Aziz Hilal
Docteur en philosophie arabe
Mardi 25 octobre 2016
Dans son Kitāb al-ǧadal, al-Fārābī (m. 339/950) évoque une « quatrième philosophie ». Par cette expression, il entend une philosophie qui soit adaptée aux non-spécialistes, qu’ils soient des techniciens d’un art particulier (médecine, grammaire, poésie…) ou de simples gens du commun (al-ǧumhūr). À la différence des trois premières philosophies (métaphysique, philosophie pratique et logique), cette quatrième philosophie s’appuie sur des prémisses communément admises (al-mašhūrāt), c’est-à-dire sur l’héritage culturel et moral commun (« la justice est meilleure que l’injustice », « l’usure est un péché », « il faut honorer ses parents »…) En d’autres termes, tout philosophe qui doit enseigner la vérité à des non-philosophes doit passer par les « sciences locales » largement partagées par eux. Cette quatrième philosophie est politique par essence et changeante.
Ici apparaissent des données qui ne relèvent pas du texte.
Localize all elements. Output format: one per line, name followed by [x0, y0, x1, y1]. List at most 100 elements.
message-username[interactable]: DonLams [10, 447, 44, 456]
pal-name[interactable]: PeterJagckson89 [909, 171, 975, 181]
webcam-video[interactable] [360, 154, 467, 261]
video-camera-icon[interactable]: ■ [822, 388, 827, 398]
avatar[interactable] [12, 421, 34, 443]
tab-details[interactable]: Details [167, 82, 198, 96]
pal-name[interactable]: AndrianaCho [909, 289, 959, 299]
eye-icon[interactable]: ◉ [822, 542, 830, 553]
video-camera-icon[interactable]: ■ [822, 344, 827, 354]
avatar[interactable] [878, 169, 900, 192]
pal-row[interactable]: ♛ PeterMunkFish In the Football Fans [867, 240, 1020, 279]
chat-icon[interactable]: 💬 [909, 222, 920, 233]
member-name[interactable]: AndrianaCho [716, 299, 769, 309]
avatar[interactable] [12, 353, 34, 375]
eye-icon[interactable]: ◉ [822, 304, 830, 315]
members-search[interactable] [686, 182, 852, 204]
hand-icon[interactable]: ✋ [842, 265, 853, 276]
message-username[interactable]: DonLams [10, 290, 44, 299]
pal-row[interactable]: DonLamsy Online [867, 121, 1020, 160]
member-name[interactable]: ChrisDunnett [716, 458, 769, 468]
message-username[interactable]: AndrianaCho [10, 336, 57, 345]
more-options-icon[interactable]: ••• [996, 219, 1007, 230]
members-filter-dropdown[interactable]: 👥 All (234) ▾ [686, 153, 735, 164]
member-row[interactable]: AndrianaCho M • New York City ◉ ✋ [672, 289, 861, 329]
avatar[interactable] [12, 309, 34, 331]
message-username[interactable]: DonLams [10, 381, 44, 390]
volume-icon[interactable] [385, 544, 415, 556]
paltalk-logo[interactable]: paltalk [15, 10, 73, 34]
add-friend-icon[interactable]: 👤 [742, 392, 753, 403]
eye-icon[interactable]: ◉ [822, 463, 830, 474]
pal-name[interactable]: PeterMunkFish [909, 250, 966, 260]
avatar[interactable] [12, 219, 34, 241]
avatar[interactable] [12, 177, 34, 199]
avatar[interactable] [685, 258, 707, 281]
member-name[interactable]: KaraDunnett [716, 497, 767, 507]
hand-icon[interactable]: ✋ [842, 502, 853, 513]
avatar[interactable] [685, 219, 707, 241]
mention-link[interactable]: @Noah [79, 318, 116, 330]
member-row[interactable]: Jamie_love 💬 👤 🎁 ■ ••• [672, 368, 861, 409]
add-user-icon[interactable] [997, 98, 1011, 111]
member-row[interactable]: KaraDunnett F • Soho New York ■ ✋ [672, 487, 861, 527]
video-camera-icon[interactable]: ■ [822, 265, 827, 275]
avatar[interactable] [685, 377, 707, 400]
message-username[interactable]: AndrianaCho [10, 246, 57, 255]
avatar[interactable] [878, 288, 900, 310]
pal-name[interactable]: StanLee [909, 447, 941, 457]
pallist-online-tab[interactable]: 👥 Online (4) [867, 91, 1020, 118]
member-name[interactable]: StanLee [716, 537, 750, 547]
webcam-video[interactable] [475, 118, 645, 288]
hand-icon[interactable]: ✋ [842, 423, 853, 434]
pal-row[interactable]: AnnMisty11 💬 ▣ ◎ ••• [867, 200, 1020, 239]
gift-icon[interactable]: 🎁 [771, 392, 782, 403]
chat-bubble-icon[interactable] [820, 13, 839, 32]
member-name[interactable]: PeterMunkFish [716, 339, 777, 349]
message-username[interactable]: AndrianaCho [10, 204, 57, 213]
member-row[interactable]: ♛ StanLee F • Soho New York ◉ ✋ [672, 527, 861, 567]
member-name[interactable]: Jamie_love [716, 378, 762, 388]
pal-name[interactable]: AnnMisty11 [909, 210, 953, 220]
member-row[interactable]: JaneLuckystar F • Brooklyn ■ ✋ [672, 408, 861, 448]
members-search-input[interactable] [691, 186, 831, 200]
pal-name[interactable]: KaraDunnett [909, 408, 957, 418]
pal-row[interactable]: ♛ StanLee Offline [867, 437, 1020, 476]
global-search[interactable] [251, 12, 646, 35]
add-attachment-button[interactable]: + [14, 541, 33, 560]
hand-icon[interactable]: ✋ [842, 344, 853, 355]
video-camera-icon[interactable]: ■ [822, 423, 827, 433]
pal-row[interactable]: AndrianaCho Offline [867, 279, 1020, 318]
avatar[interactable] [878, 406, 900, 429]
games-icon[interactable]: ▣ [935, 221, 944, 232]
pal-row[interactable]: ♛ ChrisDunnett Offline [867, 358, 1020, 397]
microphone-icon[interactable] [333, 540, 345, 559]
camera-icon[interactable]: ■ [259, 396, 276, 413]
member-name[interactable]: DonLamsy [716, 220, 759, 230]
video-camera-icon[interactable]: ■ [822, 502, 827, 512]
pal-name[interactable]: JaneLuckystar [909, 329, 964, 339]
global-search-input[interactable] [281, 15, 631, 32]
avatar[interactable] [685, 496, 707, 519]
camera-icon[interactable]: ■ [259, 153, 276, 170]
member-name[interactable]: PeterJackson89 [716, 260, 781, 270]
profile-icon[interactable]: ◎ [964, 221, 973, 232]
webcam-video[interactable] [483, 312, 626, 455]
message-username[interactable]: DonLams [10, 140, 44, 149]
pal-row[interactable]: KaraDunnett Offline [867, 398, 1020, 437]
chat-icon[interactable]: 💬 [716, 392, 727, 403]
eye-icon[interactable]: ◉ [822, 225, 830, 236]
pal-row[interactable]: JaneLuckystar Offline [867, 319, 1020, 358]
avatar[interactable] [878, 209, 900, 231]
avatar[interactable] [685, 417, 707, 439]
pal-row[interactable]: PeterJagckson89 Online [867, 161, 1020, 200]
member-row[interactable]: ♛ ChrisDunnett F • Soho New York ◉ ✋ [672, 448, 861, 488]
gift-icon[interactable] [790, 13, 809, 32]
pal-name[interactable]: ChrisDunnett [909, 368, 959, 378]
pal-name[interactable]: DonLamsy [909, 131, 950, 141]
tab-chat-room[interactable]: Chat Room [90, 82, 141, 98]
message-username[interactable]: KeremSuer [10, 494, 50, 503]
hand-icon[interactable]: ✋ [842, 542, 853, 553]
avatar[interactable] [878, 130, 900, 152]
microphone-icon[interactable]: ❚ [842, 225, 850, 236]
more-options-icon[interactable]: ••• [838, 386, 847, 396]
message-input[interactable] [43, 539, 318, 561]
Elle est fondamentalement une pédagogie et grâce à elle, la dialectique (al- ǧadal) n’est plus considérée comme une propédeutique à la philosophia perennis mais bel et bien une philosophie à part entière.
Il a fallu attendre 1986 et la publication des trois volumes des œuvres philosophiques d’al-Fārābī par Rafīq al-ʿAǧam (Dār al-Mašriq, Beyrouth) pour que soit rétablie l’importance majeure de cet auteur en philosophie.